Screenshot of a block confirmation – Source: blockchain.com
Blockchain explorers make bitcoin transactions verifiable – Source: blockchain.com

The block contained 2,866 individual bitcoin transactions with a total value of more than 9,982 BTC. Difficulty is represented in a numerical value, while the merkle root, from the “merkle tree”, a “hashtag tree” concept patented by the Americal computer scientist Ralph Merkle, is used to trace the transaction back to previous blocks in the sequence.

Nonce (number only used once) is the answer to the equation that the miner had to solve to validate the block.

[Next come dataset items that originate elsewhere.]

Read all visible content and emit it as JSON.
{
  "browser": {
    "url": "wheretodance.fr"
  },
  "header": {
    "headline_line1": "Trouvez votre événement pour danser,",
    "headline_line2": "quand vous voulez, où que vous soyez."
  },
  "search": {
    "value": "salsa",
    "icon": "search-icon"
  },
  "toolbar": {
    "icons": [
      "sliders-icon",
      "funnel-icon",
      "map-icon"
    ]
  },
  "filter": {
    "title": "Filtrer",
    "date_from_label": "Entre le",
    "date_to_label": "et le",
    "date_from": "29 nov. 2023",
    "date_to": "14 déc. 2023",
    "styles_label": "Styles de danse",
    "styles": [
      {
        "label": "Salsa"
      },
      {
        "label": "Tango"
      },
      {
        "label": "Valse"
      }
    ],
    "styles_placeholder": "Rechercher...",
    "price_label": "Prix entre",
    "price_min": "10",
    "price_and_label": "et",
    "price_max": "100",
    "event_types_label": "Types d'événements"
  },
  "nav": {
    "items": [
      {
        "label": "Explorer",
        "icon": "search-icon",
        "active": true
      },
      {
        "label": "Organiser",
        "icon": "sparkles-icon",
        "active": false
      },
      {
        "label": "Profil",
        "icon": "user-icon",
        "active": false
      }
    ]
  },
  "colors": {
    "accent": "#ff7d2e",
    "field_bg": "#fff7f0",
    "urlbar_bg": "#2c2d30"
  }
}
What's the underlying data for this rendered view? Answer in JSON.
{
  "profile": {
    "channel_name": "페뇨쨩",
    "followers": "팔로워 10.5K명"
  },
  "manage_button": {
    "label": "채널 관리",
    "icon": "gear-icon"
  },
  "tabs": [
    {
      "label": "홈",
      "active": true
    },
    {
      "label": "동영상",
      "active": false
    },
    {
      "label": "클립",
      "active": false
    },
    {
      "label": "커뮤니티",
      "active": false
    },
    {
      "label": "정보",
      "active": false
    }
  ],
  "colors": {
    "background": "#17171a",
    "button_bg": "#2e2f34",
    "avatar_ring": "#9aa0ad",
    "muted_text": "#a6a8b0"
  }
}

As revolutionary as it is, bitcoin’s negative impact on the environment is much discussed. Compounding the issue, PoW mining is also highly inefficient. Unlike other consensus methods, PoW mining is essentially a race to the finish line, encouraged by the promise of digital gold.

But while a race only has one winner, you have to compete to stand a chance. In the case of bitcoin mining, that means thousands of incredibly powerful machines generating tonnes of CO2 emissions running simultaneously, even though only one miner validates the block in the end.

There are many alternatives to PoW mining. Ethereum is poised to switch from PoW to proof-of-stake (PoS) at some point in 2022. PoS is a far more efficient method of consensus that relies on monetary bondage rather than processing power.

But even within the PoW method, alternatives to bitcoin’s SHA-256 algorithm have proved to be more efficient and democratic. Whether bitcoin ever goes through a major overhaul of its energy-intensive mining process remains to be seen. 


How long does it take to mine one bitcoin?

It takes ten minutes to validate a bitcoin block, generating a mining reward of 6.25 BTC.

Is bitcoin mining profitable?

Mining rewards went as high as $429,987 per block in November 2021. As of 17 March 2022, rewards were approximately $256,000 per block. Profit is contingent on your energy and infrastructure costs, and the trading value of bitcoin. Mining farms typically operate in regions with cheap electricity and desirable weather conditions.

Is bitcoin mining legal?

The legality of bitcoin mining varies by country. In most cases, bitcoin mining is legal. In some countries, including Ukraine and China, bitcoin mining is a legal grey area. Kosovo banned bitcoin mining in January 2022, citing concerns over energy consumption.